As the matrix to analyze via singular value decomposition, we will use the grayscale values of this \(522 \times 400\) pixel image of Harvey Seeley Mudd shown in Figure 1.
Figure 1 — Mining engineer and philanthropist Harvey Seeley Mudd.
The following Python script loads the image, converts it to grayscale, and then performs a singular value decomposition.
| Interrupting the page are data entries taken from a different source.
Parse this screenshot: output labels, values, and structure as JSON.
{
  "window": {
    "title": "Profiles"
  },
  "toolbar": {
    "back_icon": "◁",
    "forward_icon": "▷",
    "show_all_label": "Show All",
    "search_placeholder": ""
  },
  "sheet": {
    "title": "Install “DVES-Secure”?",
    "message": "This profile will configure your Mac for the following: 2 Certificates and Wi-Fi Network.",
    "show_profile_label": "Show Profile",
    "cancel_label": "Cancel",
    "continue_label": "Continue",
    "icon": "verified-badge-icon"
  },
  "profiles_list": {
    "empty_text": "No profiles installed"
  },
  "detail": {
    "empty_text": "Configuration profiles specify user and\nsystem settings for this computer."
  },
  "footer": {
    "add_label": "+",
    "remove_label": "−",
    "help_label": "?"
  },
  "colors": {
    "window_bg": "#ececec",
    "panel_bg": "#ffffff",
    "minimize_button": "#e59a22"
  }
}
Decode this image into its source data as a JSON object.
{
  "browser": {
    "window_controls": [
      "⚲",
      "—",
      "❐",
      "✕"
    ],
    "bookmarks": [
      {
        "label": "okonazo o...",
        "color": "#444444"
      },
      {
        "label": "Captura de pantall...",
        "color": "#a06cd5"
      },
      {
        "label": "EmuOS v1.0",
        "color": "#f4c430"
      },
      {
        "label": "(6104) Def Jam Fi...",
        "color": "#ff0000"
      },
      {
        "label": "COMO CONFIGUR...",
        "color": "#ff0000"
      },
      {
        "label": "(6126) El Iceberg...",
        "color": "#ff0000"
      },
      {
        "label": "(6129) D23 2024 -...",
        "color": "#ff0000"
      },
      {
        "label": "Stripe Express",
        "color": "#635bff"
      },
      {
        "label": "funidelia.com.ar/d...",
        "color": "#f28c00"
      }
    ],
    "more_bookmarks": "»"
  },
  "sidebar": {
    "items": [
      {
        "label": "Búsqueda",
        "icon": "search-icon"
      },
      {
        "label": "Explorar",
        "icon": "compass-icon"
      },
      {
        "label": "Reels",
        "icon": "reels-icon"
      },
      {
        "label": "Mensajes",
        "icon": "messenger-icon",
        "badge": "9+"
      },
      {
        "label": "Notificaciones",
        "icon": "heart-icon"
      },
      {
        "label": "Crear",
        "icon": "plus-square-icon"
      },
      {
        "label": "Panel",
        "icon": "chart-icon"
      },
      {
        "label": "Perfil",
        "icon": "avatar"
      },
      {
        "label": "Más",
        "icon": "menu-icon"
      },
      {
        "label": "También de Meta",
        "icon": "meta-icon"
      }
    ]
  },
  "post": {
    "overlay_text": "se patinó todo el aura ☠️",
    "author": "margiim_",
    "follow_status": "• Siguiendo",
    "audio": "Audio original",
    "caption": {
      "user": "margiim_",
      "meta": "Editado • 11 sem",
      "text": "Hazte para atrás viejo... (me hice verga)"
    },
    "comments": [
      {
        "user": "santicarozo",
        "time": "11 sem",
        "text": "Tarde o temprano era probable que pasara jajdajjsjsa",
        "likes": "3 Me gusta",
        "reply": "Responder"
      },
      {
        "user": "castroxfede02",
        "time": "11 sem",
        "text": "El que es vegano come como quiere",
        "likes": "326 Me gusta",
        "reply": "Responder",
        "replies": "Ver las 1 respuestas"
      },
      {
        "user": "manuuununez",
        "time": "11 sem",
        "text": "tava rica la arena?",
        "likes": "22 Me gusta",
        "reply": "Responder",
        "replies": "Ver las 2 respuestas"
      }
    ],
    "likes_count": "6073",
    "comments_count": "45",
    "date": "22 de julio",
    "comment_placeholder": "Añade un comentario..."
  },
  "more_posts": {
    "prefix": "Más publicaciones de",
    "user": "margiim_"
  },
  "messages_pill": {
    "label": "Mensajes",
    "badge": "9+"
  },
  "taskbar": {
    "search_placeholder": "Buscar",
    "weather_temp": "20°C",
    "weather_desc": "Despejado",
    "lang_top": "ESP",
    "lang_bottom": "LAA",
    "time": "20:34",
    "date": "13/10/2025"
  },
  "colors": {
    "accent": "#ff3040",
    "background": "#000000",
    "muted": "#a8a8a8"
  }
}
To generate a compressed rendering using the \(k\) largest singular values, we use first \(k\) columns of \(\\\mat{U}\), the top-left \(k\) rows and columns of \(\mat{S}\), and the first \(k\) rows of \(\mat{V}^{\mathrm{T}}\).
harvey = plt.imread('Harvey-Mudd.jpg') # this is an RGB image
harvey = harvey[:,:,0] # convert to grayscale
from scipy.linalg import svd
U, S, V_T = svd(harvey, full_matrices=False)
S = np.diag(S)
fig, ax = plt.subplots()
k = 5
harvey_approx = U[:, :k] @ S[:k, :k] @ V_T[:k, :]
ax.imshow(harvey_approx, cmap='gray')
ax.set_title(r"$$k = %d$$" % k)
ax.axis('off')
Figure 2 — approximations to the original “matrix” keeping only the \(k\) strongest singular values. The final image is the original.